Inevitably the tools one should use depend on the theorems already available in the course. In particular, if you are already familiar with the structure theory of definable subsets of the reals, then the answer by Chris Eagle is the better path, particularly for $\mathbb{Q}$. I hope that the approaches described below will still be of some interest.
For (b) and (c), the answer is no. One can give very similar justifications. If $\mathbb{Z}$ were definable, so would $\mathbb{N}$. But there is an algorithm for deciding whether a sentence is true in the reals, and there isn't for $\mathbb{N}$. A defining formula for $\mathbb{Z}$ would let us use Tarski's algorithm to decide all number-theoretic questions. Too bad!
For the rationals, the same argument holds, since (not obvious, this is a theorem of Julia Robinson) $\mathbb{Z}$ is a definable subset of $\mathbb{Q}$.
Because $\sin(1)$ is transcendental, the answer to (a) is no. The reason is that the real algebraics are elementarily equivalent to $\mathbb{R}$.
Another approach to (a) is that if $\sin$ were definable, then $\mathbb{Z}$ would be definable, via the roots of $\sin x$.
Added: We give more or less full detail for the $\sin(1)$ is transcendental approach to a).
$1$) Suppose there is a formula $\phi(x,y)$ that "says" $y=\sin x$. Then the sentence that says there is a (unique) $y$ such that $\phi(1,y)$ is true in the reals.
$2$) The same sentence is then true in the real algebraics.
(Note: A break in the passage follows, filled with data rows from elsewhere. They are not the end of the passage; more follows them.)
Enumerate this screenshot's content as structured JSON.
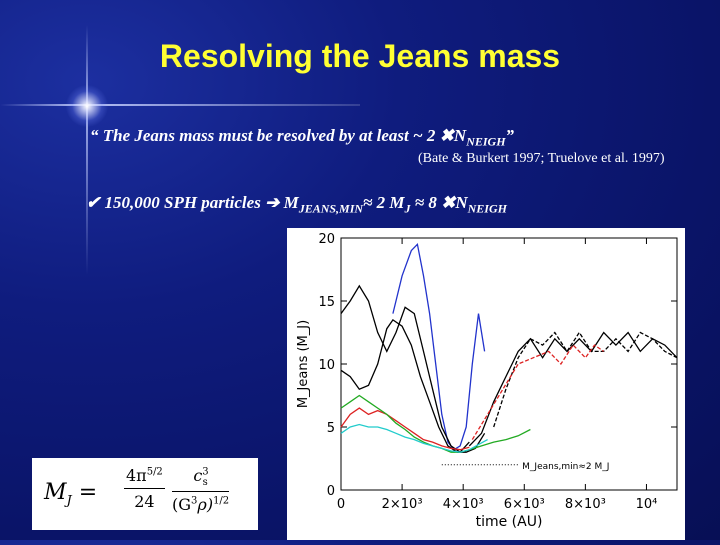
{
  "slide": {
    "title": "Resolving the Jeans mass",
    "quote": {
      "open": "“ The Jeans mass must be resolved by at least ~ 2",
      "times_symbol": "✖",
      "n_label": "N",
      "n_sub": "NEIGH",
      "close": "”"
    },
    "reference": "(Bate & Burkert 1997; Truelove et al. 1997)",
    "bullet": {
      "check": "✔",
      "text": "150,000 SPH particles",
      "arrow": "➔",
      "mjeans_label": "M",
      "mjeans_sub": "JEANS,MIN",
      "approx1": "≈ 2 M",
      "mj_sub": "J",
      "approx2": " ≈ 8",
      "times_symbol": "✖",
      "n_label": "N",
      "n_sub": "NEIGH"
    },
    "formula": {
      "lhs_m": "M",
      "lhs_sub": "J",
      "equals": "=",
      "coeff_num": "4π",
      "coeff_num_exp": "5/2",
      "coeff_den": "24",
      "cs": "c",
      "cs_sub": "s",
      "cs_exp": "3",
      "den_g": "(G",
      "den_g_exp": "3",
      "den_rho": "ρ)",
      "den_exp": "1/2"
    }
  },
  "chart_data": {
    "type": "line",
    "xlabel": "time (AU)",
    "ylabel": "M_Jeans (M_J)",
    "xlim": [
      0,
      11000
    ],
    "ylim": [
      0,
      20
    ],
    "x_ticks": [
      0,
      2000,
      4000,
      6000,
      8000,
      10000
    ],
    "x_tick_labels": [
      "0",
      "2×10³",
      "4×10³",
      "6×10³",
      "8×10³",
      "10⁴"
    ],
    "y_ticks": [
      0,
      5,
      10,
      15,
      20
    ],
    "y_tick_labels": [
      "0",
      "5",
      "10",
      "15",
      "20"
    ],
    "annotation": "M_Jeans,min≈2 M_J",
    "annotation_line": {
      "x": [
        3300,
        5800
      ],
      "y": 2.0
    },
    "series": [
      {
        "color": "#2233cc",
        "dash": "",
        "x": [
          1700,
          2000,
          2300,
          2500,
          2700,
          2900,
          3100,
          3300,
          3500,
          3700,
          3900,
          4100,
          4300,
          4500,
          4700
        ],
        "y": [
          14,
          17,
          19,
          19.5,
          17,
          14,
          10,
          6,
          3.8,
          3.2,
          3.5,
          5,
          10,
          14,
          11
        ]
      },
      {
        "color": "#000000",
        "dash": "",
        "x": [
          0,
          300,
          600,
          900,
          1200,
          1500,
          1700,
          2000,
          2300,
          2600,
          2900,
          3200,
          3500,
          3800,
          4100,
          4400,
          4700
        ],
        "y": [
          9.5,
          9,
          8,
          8.3,
          10,
          12.8,
          13.5,
          13,
          11.5,
          9,
          7,
          5,
          3.5,
          3,
          3,
          3.3,
          4.5
        ]
      },
      {
        "color": "#000000",
        "dash": "",
        "x": [
          0,
          300,
          600,
          900,
          1200,
          1500,
          1800,
          2100,
          2400,
          2700,
          3000,
          3300,
          3600,
          3900,
          4200
        ],
        "y": [
          14,
          15,
          16.2,
          15,
          12.5,
          11,
          12.5,
          14.5,
          14,
          11,
          8,
          5,
          3.5,
          3,
          3.8
        ]
      },
      {
        "color": "#000000",
        "dash": "",
        "x": [
          4200,
          4600,
          5000,
          5400,
          5800,
          6200,
          6600,
          7000,
          7400,
          7800,
          8200,
          8600,
          9000,
          9400,
          9800,
          10200,
          10600,
          11000
        ],
        "y": [
          3.5,
          4.5,
          7,
          9,
          11,
          12,
          10.5,
          12,
          11,
          12,
          11,
          12.5,
          11.5,
          12.5,
          11,
          12,
          11.5,
          10.5
        ]
      },
      {
        "color": "#000000",
        "dash": "4,2",
        "x": [
          5000,
          5400,
          5800,
          6200,
          6600,
          7000,
          7400,
          7800,
          8200,
          8600,
          9000,
          9400,
          9800,
          10200,
          10600,
          11000
        ],
        "y": [
          5,
          8,
          10.5,
          12,
          11.5,
          12.5,
          11,
          12.5,
          11,
          11,
          12,
          11,
          12.5,
          12,
          11,
          10.5
        ]
      },
      {
        "color": "#dd2222",
        "dash": "",
        "x": [
          0,
          300,
          600,
          900,
          1200,
          1500,
          1800,
          2100,
          2400,
          2700,
          3000,
          3300,
          3600,
          3900,
          4200
        ],
        "y": [
          5,
          6,
          6.5,
          6,
          6.3,
          6,
          5.5,
          5,
          4.5,
          4,
          3.8,
          3.5,
          3.3,
          3.2,
          3.4
        ]
      },
      {
        "color": "#dd2222",
        "dash": "4,2",
        "x": [
          4300,
          4800,
          5300,
          5800,
          6300,
          6800,
          7200,
          7600,
          8000,
          8300,
          8600
        ],
        "y": [
          4,
          6,
          8,
          10,
          10.5,
          11,
          10,
          11.5,
          10.5,
          11.5,
          11
        ]
      },
      {
        "color": "#22aa22",
        "dash": "",
        "x": [
          0,
          300,
          600,
          900,
          1200,
          1500,
          1800,
          2100,
          2400,
          2700,
          3000,
          3300,
          3600,
          3900,
          4200,
          4600,
          5000,
          5400,
          5800,
          6200
        ],
        "y": [
          6.5,
          7,
          7.5,
          7,
          6.5,
          6,
          5.3,
          4.8,
          4.2,
          3.8,
          3.5,
          3.3,
          3,
          3,
          3.2,
          3.5,
          3.8,
          4,
          4.3,
          4.8
        ]
      },
      {
        "color": "#22cccc",
        "dash": "",
        "x": [
          0,
          300,
          600,
          900,
          1200,
          1500,
          1800,
          2100,
          2400,
          2700,
          3000,
          3300,
          3600,
          3900,
          4200,
          4500,
          4800
        ],
        "y": [
          4.5,
          5,
          5.2,
          5,
          5,
          4.8,
          4.5,
          4.2,
          4,
          3.7,
          3.5,
          3.3,
          3.1,
          3,
          3.2,
          3.6,
          4
        ]
      }
    ]
  }
}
So there is a real algebraic number $b$ such that $\phi(1,b)$ is true in the real algebraics.
$3$) Because $b$ is algebraic, we can in principle write down explicit polynomials $P(y)$ and $Q(y)$, not identically equal, with non-negative integer coefficients, such that $P(b)=Q(b)$.
$4$) Thus $\exists y(\phi(1,y)\land (P(y)=Q(y)))$ is true in the real algebraics.
$5$) It follows that the above sentence is true in the reals. But that is not the case, since $\sin(1)$ is transcendental.
Note that the above approach can be used to show many similar things, such as the fact that the relation $y=2^x$ is not definable in the reals. (The number $2^{\sqrt{2}}$ is transcendental.)